Monday, September 8, 2008

Followup on downtime computations

last week, I posted a quick blurb about calculating minutes of downtime per 9. In one of the comments, Jeff Hengesbach wondered about how other people calculate uptime.

The particular question was whether you, when computing your availability numbers, should include planned downtime in the final numbers. In other words, if your maintenance window is from 1am till 2am, do you count that hour-long window as downtime.

I can see both sides of the argument, but my general mind is that as long as you are up front about your maintenance windows, and the customers have no reasonable expectation of service during those published times, then it shouldn't count off your downtime.

However, sometimes service availability is of paramount importance. In these cases, you typically don't have any downtime, as normally recognized. In my case, I provide financial data to timezones spread all over the world, which means that there is literally no time that someone isn't trying to access services. I literally have no downtime from a customer's perspective.

To combat this, I use an array of methods to provide redundancy at every level. Though my budget doesn't allow me to use truly enterprise level solutions, I try to do the best with what I have and what I know. Every iteration of the infrastructure has improved upon the previous one. I'm currently using technologies like blade servers, a small SAN, and a cluster of linux machines, along with redundant switches and network access. In addition, we never have less than two physical sites. For me, any time a client can't access any part of the service counts off of our availability.

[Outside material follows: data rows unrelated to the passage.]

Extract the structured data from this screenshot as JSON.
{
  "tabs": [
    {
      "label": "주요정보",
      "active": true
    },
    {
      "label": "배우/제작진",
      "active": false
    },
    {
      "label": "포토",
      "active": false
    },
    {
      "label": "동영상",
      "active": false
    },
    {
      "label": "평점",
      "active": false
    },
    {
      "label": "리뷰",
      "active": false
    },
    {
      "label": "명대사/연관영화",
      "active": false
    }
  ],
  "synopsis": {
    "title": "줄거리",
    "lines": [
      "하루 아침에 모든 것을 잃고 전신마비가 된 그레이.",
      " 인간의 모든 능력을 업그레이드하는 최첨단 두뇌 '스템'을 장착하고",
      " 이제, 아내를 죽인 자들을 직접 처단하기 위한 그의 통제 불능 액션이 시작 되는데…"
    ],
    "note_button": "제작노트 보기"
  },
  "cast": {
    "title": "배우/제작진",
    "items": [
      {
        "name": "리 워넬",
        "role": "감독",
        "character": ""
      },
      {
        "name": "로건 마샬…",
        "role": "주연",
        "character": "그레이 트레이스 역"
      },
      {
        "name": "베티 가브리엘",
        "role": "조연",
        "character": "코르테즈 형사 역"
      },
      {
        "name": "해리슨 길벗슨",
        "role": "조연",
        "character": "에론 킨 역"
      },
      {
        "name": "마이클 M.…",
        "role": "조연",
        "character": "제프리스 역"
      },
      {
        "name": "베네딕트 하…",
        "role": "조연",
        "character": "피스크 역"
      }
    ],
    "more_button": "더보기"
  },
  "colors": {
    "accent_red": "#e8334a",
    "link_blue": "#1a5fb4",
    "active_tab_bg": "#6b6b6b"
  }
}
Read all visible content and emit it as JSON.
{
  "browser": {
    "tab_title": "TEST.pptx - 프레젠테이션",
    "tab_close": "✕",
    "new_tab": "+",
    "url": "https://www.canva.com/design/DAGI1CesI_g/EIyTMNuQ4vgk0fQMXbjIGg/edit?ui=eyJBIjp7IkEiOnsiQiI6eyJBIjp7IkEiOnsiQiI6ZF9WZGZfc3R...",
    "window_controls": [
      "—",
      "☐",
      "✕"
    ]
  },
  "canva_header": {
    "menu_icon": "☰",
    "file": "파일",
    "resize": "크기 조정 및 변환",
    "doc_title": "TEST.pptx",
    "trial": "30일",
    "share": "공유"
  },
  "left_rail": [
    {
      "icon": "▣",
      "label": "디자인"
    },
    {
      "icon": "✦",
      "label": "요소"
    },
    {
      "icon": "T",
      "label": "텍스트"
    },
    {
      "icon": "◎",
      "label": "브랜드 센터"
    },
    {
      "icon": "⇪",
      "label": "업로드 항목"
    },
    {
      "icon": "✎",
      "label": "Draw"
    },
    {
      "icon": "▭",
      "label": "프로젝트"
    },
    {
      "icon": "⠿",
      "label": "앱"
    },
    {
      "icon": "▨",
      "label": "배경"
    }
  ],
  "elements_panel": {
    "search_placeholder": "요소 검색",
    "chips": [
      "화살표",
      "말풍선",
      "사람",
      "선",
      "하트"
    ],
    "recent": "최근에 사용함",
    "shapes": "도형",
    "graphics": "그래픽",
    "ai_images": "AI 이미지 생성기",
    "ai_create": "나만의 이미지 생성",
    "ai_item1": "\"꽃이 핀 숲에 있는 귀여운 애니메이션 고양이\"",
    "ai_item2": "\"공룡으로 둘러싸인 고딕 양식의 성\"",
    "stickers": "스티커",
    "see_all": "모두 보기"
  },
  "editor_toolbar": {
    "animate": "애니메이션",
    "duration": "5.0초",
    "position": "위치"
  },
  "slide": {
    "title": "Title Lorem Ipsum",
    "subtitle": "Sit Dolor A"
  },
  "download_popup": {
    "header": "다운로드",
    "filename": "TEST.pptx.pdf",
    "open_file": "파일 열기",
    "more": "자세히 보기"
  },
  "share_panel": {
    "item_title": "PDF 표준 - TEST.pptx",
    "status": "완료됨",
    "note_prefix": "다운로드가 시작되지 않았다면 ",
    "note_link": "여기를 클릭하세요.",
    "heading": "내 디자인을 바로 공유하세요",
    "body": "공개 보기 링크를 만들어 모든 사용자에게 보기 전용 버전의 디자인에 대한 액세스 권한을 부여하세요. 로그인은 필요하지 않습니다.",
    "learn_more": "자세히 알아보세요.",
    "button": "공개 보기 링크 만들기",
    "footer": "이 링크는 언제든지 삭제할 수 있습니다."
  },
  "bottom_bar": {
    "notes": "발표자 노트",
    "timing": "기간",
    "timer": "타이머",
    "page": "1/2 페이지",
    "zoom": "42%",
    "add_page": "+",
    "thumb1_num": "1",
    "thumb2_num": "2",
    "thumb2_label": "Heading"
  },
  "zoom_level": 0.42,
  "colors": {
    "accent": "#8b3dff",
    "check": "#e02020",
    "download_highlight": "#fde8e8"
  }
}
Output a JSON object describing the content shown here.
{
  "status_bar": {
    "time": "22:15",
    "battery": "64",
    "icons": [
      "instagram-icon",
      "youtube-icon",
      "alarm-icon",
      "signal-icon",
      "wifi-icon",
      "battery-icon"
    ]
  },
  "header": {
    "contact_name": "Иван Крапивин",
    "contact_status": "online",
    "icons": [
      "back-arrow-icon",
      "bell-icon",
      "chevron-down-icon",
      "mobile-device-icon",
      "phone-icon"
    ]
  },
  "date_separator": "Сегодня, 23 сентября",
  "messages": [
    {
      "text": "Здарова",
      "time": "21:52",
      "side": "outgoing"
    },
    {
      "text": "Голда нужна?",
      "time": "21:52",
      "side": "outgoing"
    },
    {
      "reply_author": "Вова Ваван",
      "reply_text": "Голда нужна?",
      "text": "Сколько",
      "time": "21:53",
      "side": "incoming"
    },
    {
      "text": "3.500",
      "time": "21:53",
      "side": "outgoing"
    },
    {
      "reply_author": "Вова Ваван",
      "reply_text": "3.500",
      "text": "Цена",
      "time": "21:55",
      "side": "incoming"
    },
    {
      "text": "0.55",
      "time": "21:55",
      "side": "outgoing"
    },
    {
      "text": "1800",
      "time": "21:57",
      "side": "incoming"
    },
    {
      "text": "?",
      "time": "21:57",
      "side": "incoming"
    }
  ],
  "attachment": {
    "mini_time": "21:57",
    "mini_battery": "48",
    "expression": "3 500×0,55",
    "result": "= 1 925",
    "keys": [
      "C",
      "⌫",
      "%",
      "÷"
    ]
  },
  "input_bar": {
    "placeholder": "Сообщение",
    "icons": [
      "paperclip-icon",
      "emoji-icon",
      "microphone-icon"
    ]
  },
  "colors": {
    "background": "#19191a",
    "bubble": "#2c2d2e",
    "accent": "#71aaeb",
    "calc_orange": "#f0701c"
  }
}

I am curious too, how everyone else does it. What do you count against your uptime. Do you even keep track of your uptime or availability? I've never had anyone ask me what mine is, and to be completely honest, I have never actually tracked it. It's always just been "down as little as possible", but I'm rapidly approaching the time where the Mean Time Between Failure (MTBF) of the equipment counts, and I may be asked what my uptime has been and is calculated to be. I don't want to have to make stuff up, so I'm appealing once again to everyone else.

How do you do it?